Thursday, May 26, 2011

The Marshmallow Art of War

This past Saturday we had a Marshmallow War with the youth group.  Unlike some other similar events, I have done in the past this one did not have a higher purpose.  It was a fellowship event that existed for the simple reason of getting the teens together for some good clean fun. 

We got soaked, mosquito bitten, and there was an accident that led to a black eye but all seventeen people who participated had a blast.  One of the things I noticed is how something as silly as shooting marshmallows at each other with PVC pipe can teach some of the basic strategms of warfare. Here are some of the things that I observed.

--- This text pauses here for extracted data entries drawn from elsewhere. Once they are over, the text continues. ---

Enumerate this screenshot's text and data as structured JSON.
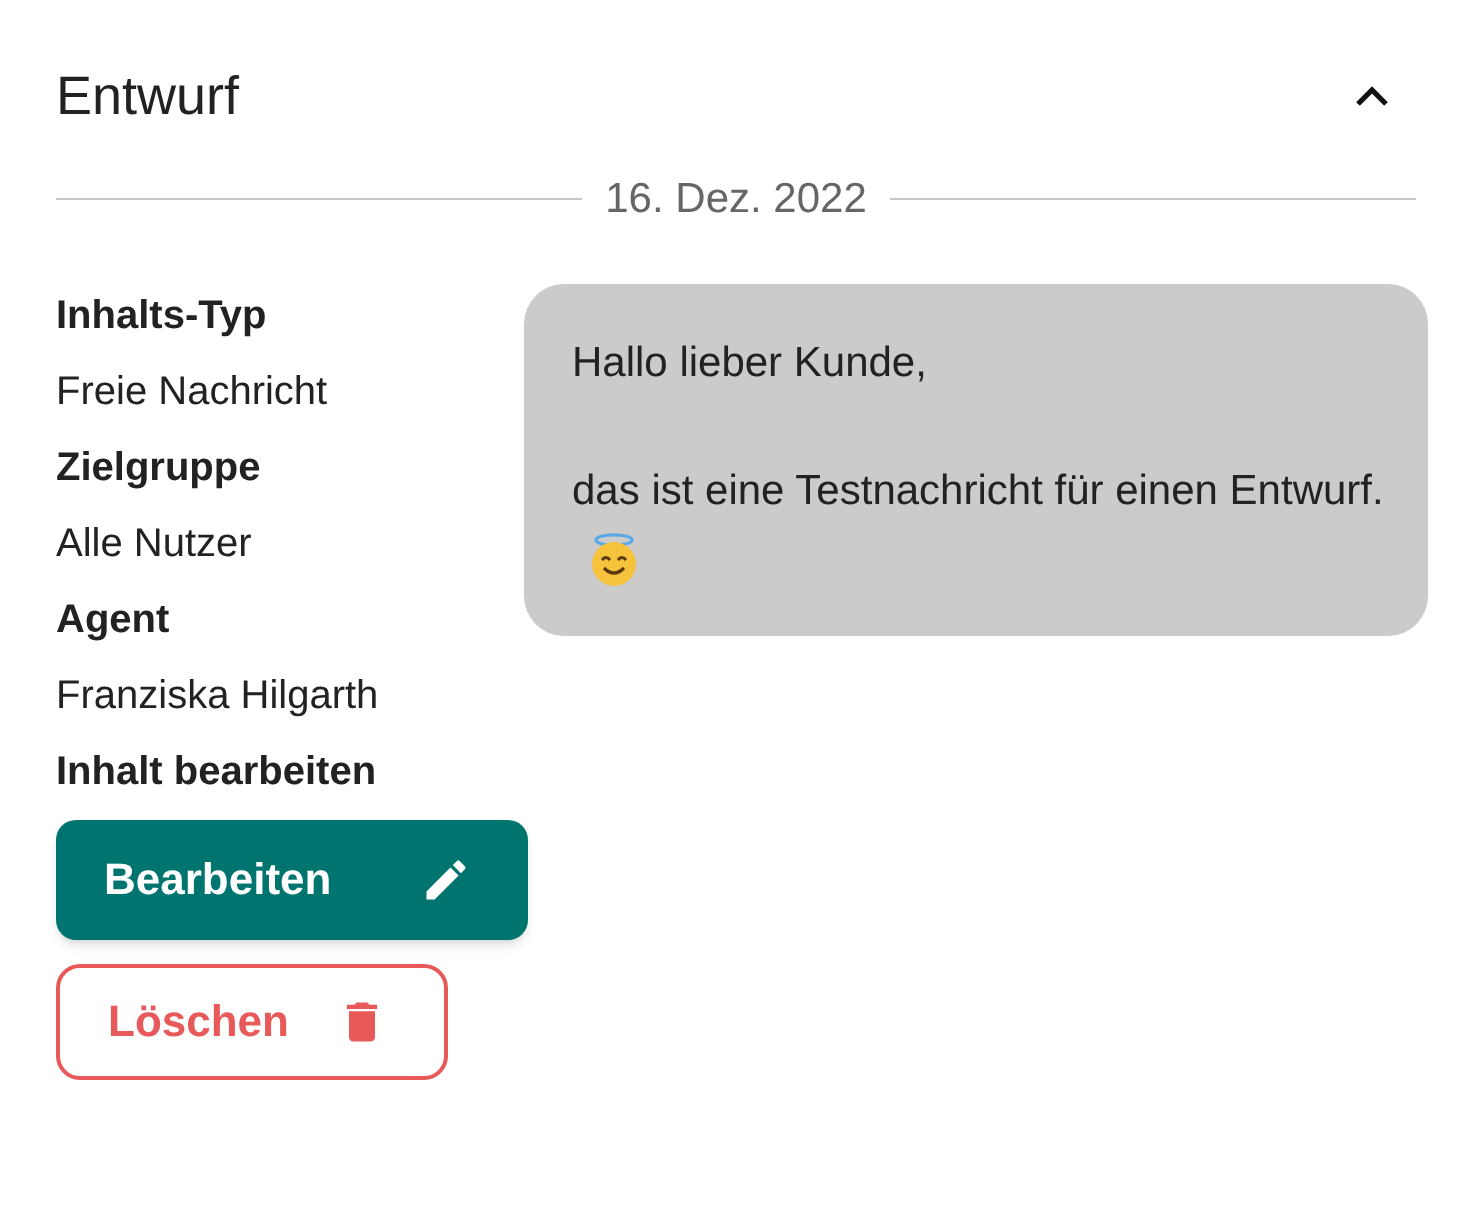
{
  "section": {
    "title": "Entwurf",
    "expanded": true
  },
  "date": "16. Dez. 2022",
  "fields": [
    {
      "label": "Inhalts-Typ",
      "value": "Freie Nachricht"
    },
    {
      "label": "Zielgruppe",
      "value": "Alle Nutzer"
    },
    {
      "label": "Agent",
      "value": "Franziska Hilgarth"
    }
  ],
  "edit_label": "Inhalt bearbeiten",
  "buttons": [
    {
      "kind": "primary",
      "label": "Bearbeiten"
    },
    {
      "kind": "danger",
      "label": "Löschen"
    }
  ],
  "message": {
    "paragraphs": [
      "Hallo lieber Kunde,",
      "das ist eine Testnachricht für einen Entwurf."
    ]
  }
}
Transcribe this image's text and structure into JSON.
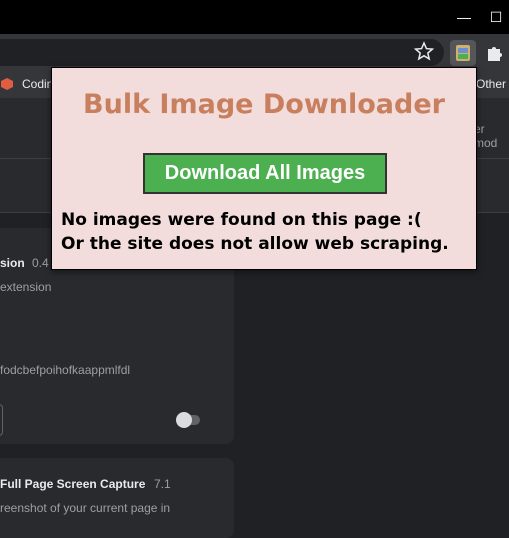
{
  "window": {
    "minimize_glyph": "—",
    "maximize_glyph": "☐"
  },
  "toolbar": {
    "star_icon": "star-icon",
    "extension_icon": "bulk-image-downloader-icon",
    "extensions_menu_icon": "puzzle-icon"
  },
  "bookmarks": {
    "item_label": "Codin",
    "other_label": "Other"
  },
  "header": {
    "dev_mode_partial": "er mod"
  },
  "extensions": [
    {
      "name_partial": "sion",
      "version_partial": "0.4",
      "description_partial": "extension",
      "id_partial": "fodcbefpoihofkaappmlfdl",
      "enabled": false
    },
    {
      "name": "Full Page Screen Capture",
      "version": "7.1",
      "description_partial": "reenshot of your current page in"
    }
  ],
  "popup": {
    "title": "Bulk Image Downloader",
    "download_button_label": "Download All Images",
    "message_line1": "No images were found on this page :(",
    "message_line2": "Or the site does not allow web scraping."
  },
  "colors": {
    "popup_bg": "#f2dddc",
    "title": "#c87f5e",
    "button": "#4caf50"
  }
}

Perhaps the most obvious one is that posistioning is important. Any advantage that can be gained by terrain should be exploited. We played in an area that was mostly brush and it did not take long for everyone to hug close to the path edge hoping to get a smal advantage from the brush cover. Along the same lines, flanking and avoiding being flanked is huge, but I think that is obvious. The other strategy learned is that defense is always safer than offense. The burden is truly on the attacker and this gives the defender more options.

Even more important than positioning is morale. Morale is what really wins battles. Now it seems kind of odd that morale would actually factor in to a game of capture the flag with fourteen people but it really did. Here are three experiences that illustrate this. First, I was engaged in a fire fight. We were both shooting at each other. I called for help from a team mate and soon as he started moving our way my opponent ran away and we were able to really press the attack. This also illustrates the importance of numbers. If possible a side always wants to amass more numbers at the point of attack than the defender. Again this is common sense, but it is important. We purposely played so that part of our team floated between attacking and defending. These floaters were not suppose to engage but only back up the people engaged, son that we would have superior numbers.

Another example of the importance of morale is a time when I was holding a path cross roads, and we were outnumber 4-2. If we retreated then the other side would have most likely achieved a breakthrough. The other person on my team wanted to retreat but I ordered him to hold the line ( yeah, I think I may have really said that). He did hold, took one of the other team out and then got himself. I was now outnumbered three to one, but I held and ended up taking out two making it one on one. We shot each other, ending the engagement. I did not retreat because I knew if I did we would lose. If invested in the cause, then the very real possibility of defeat is a big morale booster.

The final morale example comes from a time in a game when both sides had broken down in cohesion, and because everyone was split up, everyone was on their own. I ended up in a one on one encounter. Given how inaccurate the marshmallow shooters were, it was an even fight. I charged at him anyway. Despite, now having the defensive position, his morale faltered and he retreated. The appearance of strength was actually more important than actual strength.

The final war strategy revealed from the marshmallow war was the importance of leadership. Myself and another youth leader functioned as the default leaders, and when we were actively leading the teens on our side, things went better.

So I have written all of this while at a RIM conference where the topic is conflict management and I doing so I realized these general strategies of warfare really apply to all interpersonal conflict. In an argument we do not usually think about flanking but that is what we do. We look for arguments that might catch others by surprise.

In our interactions with others, winning at all cost should not be the goal. When we have conflict in relationship, we shouldn't view it as a battle to be won. When we start viewing our conflicts as battles and using tactics of war, then the only real casualty will be relationships.

Sadly we as people are usually quick to escalate an argument to the level of a battle. When we do we stop looking at the other person as a person. They are now an enemy. We start looking for ways to take the superior defensive position, look for flanking opportunities, and find ways to demoralize.

They have not talked about people using these strategies at this conference, these are dots that I connected. It can be helpful to know the tactics that people may use in s disagreement. However, what I need to learn is how to disarm these situations, instead of fighting back.

By the way I typed this on an iPad, so I am sorry for any mistakes.